Suddenly, a middle aged woman came rushing in “Girls! You can't just run into his room like that!” she seemed a bit uneasy like she wasn't sure of something.
“where am I?” Chuck asked again “and who are you?” The woman smiled sweetly but uneasily, and answered, “You're in an assisted living facility. I'm your daughter, Rose, and these are your grand-daughters, Mary and Layla.” They waved politely.
Chuck waved away her explanation, “You're not my daughter, my daughter is 8 years old. And where is my wife?”
The caretakers walked in just then, and explained, “Chuck, your wife is with God right now. She passed away last month. You have alzheimers disease, and you wake up every morning in this state. This is your family who have come to visit you.”
It took Chuck awhile to calm down and process this information, but with the love and soothing words of his family, he managed to except his reality. Layla brought out a scrabble game, and Chucks face lit up. Chuck loved scrabble, it was one of the few things he never forgot how to do; he still kicked everyone's butt at it. They had also brought some old pictures of Chuck and his family, and some old letters he had written. They had a really fun day.

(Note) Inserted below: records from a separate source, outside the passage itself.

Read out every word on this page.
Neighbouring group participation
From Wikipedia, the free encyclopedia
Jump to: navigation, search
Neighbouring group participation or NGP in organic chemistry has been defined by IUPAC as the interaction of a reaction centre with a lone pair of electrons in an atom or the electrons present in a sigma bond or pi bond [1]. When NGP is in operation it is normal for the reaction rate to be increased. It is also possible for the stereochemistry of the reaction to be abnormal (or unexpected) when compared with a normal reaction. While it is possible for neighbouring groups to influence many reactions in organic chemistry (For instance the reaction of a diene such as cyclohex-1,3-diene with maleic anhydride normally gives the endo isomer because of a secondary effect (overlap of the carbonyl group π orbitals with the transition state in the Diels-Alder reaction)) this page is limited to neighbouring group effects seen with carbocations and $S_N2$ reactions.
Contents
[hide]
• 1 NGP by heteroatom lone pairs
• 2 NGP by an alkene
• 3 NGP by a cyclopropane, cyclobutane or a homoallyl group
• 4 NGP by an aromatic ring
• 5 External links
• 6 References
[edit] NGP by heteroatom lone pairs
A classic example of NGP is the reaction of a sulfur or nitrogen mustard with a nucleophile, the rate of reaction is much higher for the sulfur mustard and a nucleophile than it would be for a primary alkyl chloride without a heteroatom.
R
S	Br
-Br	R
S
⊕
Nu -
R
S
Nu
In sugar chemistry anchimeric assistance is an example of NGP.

“I'm not going to remember any of this in the morning.” Chuck said sadly.
“You should write down everything that happened today, date it, and then put it up on your wall where you can see it when you wake up! And do that everyday!” Mary said excitedly.
“And we'll try to come as often as we can.” Rose assured him.
So Chuck continued to write down everything that he did everyday. He still had a big scare almost every morning, but it ended quickly enough.